Illustration by Alex Castro / The Verge Photography by Mikhail Svetlov / Getty Images

The city of Blagoveshchensk is located in the far east of Russia, 3,500 miles from Moscow and still from Kyiv. The Chinese city of Heihe sprawls to the south, with the first Sino-Russian road bridge beside it.

The Blagoveshchensk City Administration's emails have been published online by the transparency collective distributed denial of secrets, just one of many data sets leaked to the organization.

The war in Ukraine has caused an unprecedented amount of leaks from the country. DDoSecrets co-founder Emma Best said on April 20th that the collective has published 5.8 terabytes of leaks since the invasion started.

On that day, DDoSecrets published two new leaked email cache: 575,000 emails from property management company Sawatzky and 250,000 emails from a Moscow-based investment firm.

The leaks now include banks, oil and gas companies, and the Russian Orthodox Church. The Blagoveshchensk emails are a small leak compared to the other leaked content. A list of the personal details for 120,000 Russian soldiers in Ukraine is the smallest data set at 22MB, while the largest is .

I don't think people fully appreciate just how much, after invading Ukraine, people are hacking Russia. There are multiple hacks a week and it's only increasing. For first time in internet history Russia is fair game for cyber attacks, and this is what it looks like

— Micah (@micahflee) April 19, 2022

Even though DDoSecrets isn't explicitly trying to publish information that is coming out of Russia, it is the most active place to host leaks.

For people who haven't heard of DDoSecrets before last month, they can be forgiven. If we were getting data from the other side, we would consider it for publication. Most of the data coming out are related to Russian entities.

“If we were getting datasets from the other side, we would also consider that for publication”

It's hard to deny that many of the DDoSecret's leaks are motivated by antiwar sentiment. In an interview with NBC News, Emma Best described hacktivists who leak to the collective as "screaming in response to the injustice of Russia's invasion of Ukraine and the inhumanity of the war crimes committed by the invaders." The moral clarity that comes with direction from the Ukrainian government is one of the things that other experts point to.

The organization has been described as a successor to the leak-sharing platform, which seems to have fallen into disarray in the years since the founder's arrest. As the conflict began, almost all of the site's channels for submitting documents were found to be inoperative, making it impossible to share leaks with the original transparency platform.

DDoSecrets has been given a new strategic role, which is to operate as a front-end distribution system for the fruits of hacktivist activity against Russia.

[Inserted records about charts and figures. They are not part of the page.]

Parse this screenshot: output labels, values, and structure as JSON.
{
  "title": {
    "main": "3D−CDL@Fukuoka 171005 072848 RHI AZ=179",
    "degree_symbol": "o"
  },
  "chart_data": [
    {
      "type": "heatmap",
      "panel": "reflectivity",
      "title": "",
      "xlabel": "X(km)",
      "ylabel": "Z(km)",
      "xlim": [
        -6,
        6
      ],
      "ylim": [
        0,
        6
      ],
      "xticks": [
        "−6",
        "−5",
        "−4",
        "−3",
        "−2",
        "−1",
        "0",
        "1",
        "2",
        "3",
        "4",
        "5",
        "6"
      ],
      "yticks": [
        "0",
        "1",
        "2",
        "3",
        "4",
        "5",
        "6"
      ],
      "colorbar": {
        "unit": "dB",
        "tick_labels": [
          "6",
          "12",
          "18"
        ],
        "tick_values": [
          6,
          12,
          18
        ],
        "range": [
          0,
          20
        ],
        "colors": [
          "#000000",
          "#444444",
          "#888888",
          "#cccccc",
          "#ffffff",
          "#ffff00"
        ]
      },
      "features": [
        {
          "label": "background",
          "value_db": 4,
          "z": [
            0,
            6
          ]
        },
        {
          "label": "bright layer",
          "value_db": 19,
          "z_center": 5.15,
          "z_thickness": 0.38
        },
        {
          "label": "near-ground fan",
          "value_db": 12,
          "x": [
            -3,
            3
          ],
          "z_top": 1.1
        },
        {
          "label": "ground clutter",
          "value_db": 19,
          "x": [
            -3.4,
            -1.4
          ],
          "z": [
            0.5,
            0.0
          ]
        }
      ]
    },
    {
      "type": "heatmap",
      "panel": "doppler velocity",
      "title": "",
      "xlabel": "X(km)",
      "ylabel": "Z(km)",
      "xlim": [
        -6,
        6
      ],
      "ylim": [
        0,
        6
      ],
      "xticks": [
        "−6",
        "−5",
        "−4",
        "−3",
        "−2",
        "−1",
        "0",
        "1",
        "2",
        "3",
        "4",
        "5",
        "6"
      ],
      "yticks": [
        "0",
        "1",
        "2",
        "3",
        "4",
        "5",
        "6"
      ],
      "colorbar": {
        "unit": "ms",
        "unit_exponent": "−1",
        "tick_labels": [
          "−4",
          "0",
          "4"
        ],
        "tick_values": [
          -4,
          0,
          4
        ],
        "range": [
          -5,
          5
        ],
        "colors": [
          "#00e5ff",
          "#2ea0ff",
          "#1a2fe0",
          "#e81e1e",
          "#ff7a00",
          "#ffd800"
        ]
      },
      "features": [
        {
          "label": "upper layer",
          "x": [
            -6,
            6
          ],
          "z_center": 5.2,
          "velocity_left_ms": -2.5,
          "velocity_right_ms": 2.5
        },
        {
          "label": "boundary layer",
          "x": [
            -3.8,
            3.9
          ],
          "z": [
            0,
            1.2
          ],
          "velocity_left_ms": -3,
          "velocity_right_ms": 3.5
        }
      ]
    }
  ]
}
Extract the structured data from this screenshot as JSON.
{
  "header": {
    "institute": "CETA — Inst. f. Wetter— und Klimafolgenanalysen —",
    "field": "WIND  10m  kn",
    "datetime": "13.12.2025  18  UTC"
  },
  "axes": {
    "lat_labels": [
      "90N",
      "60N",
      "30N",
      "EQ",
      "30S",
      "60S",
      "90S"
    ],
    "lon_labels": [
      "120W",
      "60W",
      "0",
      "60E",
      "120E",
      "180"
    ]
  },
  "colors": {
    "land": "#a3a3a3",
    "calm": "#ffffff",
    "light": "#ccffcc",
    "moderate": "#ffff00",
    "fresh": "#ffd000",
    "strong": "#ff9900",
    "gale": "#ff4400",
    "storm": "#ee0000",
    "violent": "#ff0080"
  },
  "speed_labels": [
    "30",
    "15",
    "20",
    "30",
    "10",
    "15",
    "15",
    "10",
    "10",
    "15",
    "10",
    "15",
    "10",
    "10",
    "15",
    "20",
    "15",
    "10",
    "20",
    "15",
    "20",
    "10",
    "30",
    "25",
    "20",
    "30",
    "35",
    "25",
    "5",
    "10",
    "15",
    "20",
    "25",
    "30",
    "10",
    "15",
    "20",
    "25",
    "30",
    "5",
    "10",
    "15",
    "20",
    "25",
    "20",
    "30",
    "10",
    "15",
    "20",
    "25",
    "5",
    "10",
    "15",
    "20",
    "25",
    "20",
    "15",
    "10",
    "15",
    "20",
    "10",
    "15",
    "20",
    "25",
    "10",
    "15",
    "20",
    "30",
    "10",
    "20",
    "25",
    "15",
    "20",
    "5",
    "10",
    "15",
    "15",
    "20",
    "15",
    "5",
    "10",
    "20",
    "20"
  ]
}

Traditional hackers were never looked upon fondly from law enforcement or members of the security community, but it seems they have received a free pass in the current conflict to attack all things Russian.

It's not clear that this is the world we live in, as the more chronically online among us might long for a world where sharing data can turn the tide of a war.

Got a hold of the VGTRK mega-leak. Will post findings/interesting bits in this thread as I go through it (could take a very, very long time).

— Aric Toler (@AricToler) April 5, 2022

If ordinary Russians had access to the leaked data, they could look through the archives for evidence of the elite corruption that is still endemic to the country. With the information environment in the country being more tightly controlled by the government, it is unlikely that the vast majority of the leaked information will ever be seen by the public.

“Russia has become Anonymous’s biggest recruiter”

The suppression of independent media in Russia is a likely factor in limiting the impact of incriminating information contained in the recent leaks, according to the head of the information manipulation research team at the Alliance for Securing Democracy.

They pointed to clear corruption at very high levels within the Kremlin and it didn't really create a ripple domestically in Russia because it wasn't covered. The limited impact that had domestically probably won't happen this time around, because independent media has been stifled even further.

Since the invasion began, there has been a decline in internet freedom in Russia. Even though some younger, digitally savvy Russians might be able to circumvent some of these measures, the upshot is that even digital news is increasingly Kremlin-approved.

Changing the Russian public's understanding of the invasion will be necessary in order to bring the country back into the international order. There are leak sites that could play a role in this, but so will diplomacy and other measures to support the eventual rebuilding of an independent media.

Even if the end is here, we can come out the other side with 70 percent of Russians thinking that the war was not a war.